As plants have adapted to particular fire regimes and fire frequencies, so have the wildlife that inhabit these areas. The species of wildlife that occupy the landscape have evolved with the fire regime, and may actually flourish by the effects of the fire on their habitat. When fire advances through an ecosystem, wildlife rarely are directly affected mortality wise by such events. They simply get out of the way as an immediate response. The potential for death certainly exists—high temperatures, steep topography, and limited mobility can be the demise of wildlife at the individual level. The most direct cost to wildlife is the long-term response due to the alteration of the fire regime. A change in habitat via vegetative components will eventually change the diversity and species composition of a given landscape. Wildlife necessities of food, water, shelter and space are directly influenced by habitat structure. If that structure has evolved around fire, as is the case in southern California, and the frequency of fire is altered, the occupying wildlife will change over time as well. The wildlife that leave typically return once the fire is suppressed and fire crews have dissipated.
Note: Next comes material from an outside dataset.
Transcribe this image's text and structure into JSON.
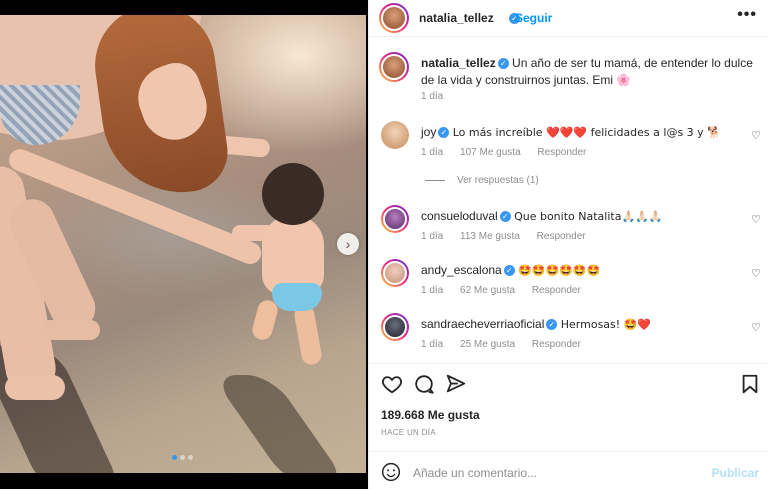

If the habitat is altered too much, wildlife may emigrate, or move to another more suitable location until the original can recuperate. The alteration or departure of historic fire regimes often create fire intensities that alter vegetative components drastically for long periods of time, in turn pushing native fauna out of traditional areas perhaps indefinitely. Immigration occurs by wildlife that require the “new” habitat formed by fire and can be attracted to food resources associated with post-fire plant growth (deer grazing) and decreased cover from predation (raptors searching for prey).
Future news broadcasts from Southern California will have a similar appearance, only the fire crews will be more experienced, the vegetative plants perhaps more combustive and the wildlife, for a time, avoiding flame and camera altogether. The fact is, not much in our world, let alone North America, has been uninfluenced by fire. It is one of the few mechanisms of disturbance and change that has survived hundreds of millions of years. The future will be a balance of careful management, suppression, careful reintroduction of fire through prescription, and more defensible building practices.
Living with wild land fire is a matter of coexistence, removing fire is simply not an option.